If possible, it is preferable to treat vaginal bleeding first with medications. If these are not successful, surgery may be a next option.
. Hormonal birth control methods (pills, patch or vaginal ring): These forms of birth control may reduce menstrual flow and help periods become more regular.
. Intrauterine device (IUD): Certain types of IUDs can be used for both birth control and to minimize or stop bleeding.
. Gonadotropin-releasing agonists (medications that reduce the release of gonadotropin, a hormone that stimulates the ovaries): Used to stop menstrual flow and reduce the size of fibroids.
. Tranexamic acid: Used to stop excessive menstrual bleeding.
. Non-steroidal anti-inflammatory drugs (NSAIDs) such as ibuprofen: Can help control heavy bleeding.
. Endometrial ablation: Destroys the lining of the uterus, which will reduce or stop bleeding. This procedure makes a future pregnancy less likely, but greatly raises the risks of the pregnancy should it occur.
. Dilation and curettage (D&C): Scraping away or suctioning of tissue from the uterus.
. Uterine artery embolization: Used to treat fibroids by blocking blood vessels in the uterus that fibroids use to grow.
. Myomectomy: Removes fibroids but not the uterus.
. Hysterectomy: Removal of the uterus. May be used when other treatments have failed or to treat endometrial cancer.
The following symptoms of vaginal bleeding should be brought to the attention of a doctor:
. A change in the regularity of the menstrual cycle (a notably shorter or longer stretch of time between cycles than the normal pattern).

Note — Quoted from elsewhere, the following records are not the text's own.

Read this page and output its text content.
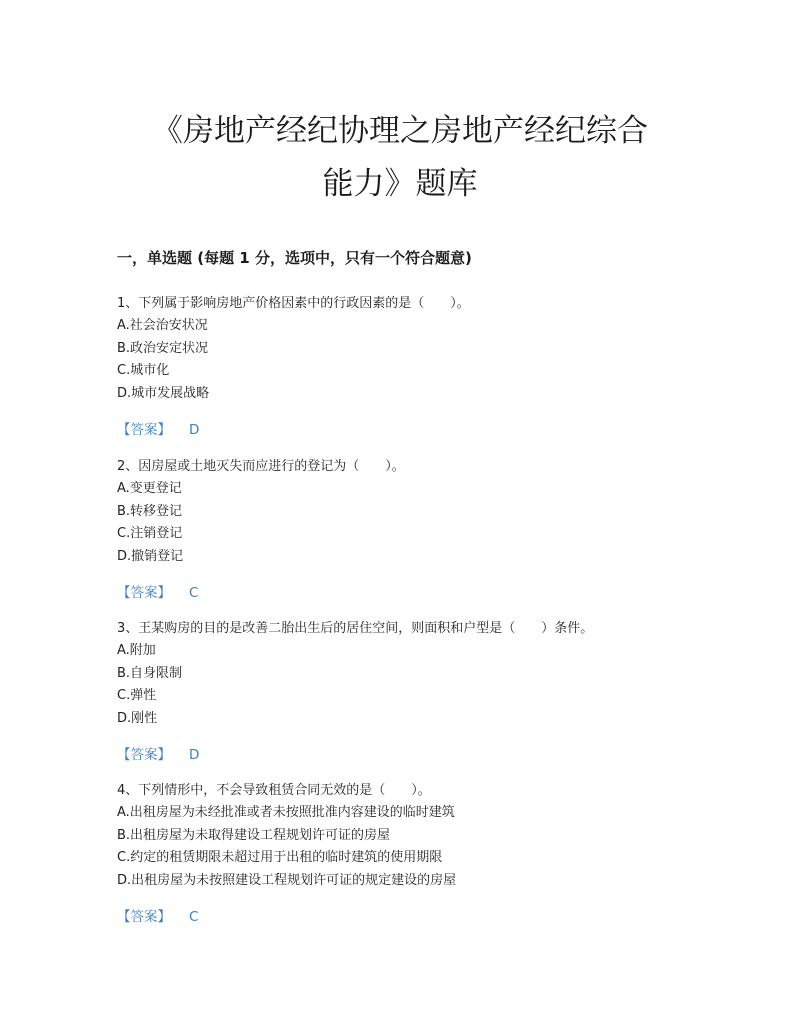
《房地产经纪协理之房地产经纪综合
能力》题库
一，单选题 (每题 1 分，选项中，只有一个符合题意)
1、下列属于影响房地产价格因素中的行政因素的是（　　）。
A.社会治安状况
B.政治安定状况
C.城市化
D.城市发展战略
【答案】 D
2、因房屋或土地灭失而应进行的登记为（　　）。
A.变更登记
B.转移登记
C.注销登记
D.撤销登记
【答案】 C
3、王某购房的目的是改善二胎出生后的居住空间，则面积和户型是（　　）条件。
A.附加
B.自身限制
C.弹性
D.刚性
【答案】 D
4、下列情形中，不会导致租赁合同无效的是（　　）。
A.出租房屋为未经批准或者未按照批准内容建设的临时建筑
B.出租房屋为未取得建设工程规划许可证的房屋
C.约定的租赁期限未超过用于出租的临时建筑的使用期限
D.出租房屋为未按照建设工程规划许可证的规定建设的房屋
【答案】 C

. A noticeable change in the amount of blood during a menstrual cycle (either much more or much less bleeding than usual).
. Bleeding after sexual intercourse.
. Any bleeding (even a slight amount) before puberty or after menopause.
. Bleeding in association with douching.
. Bleeding after beginning a new medication or hormone treatment.
. Bleeding during the 2nd or 3rd trimester of pregnancy.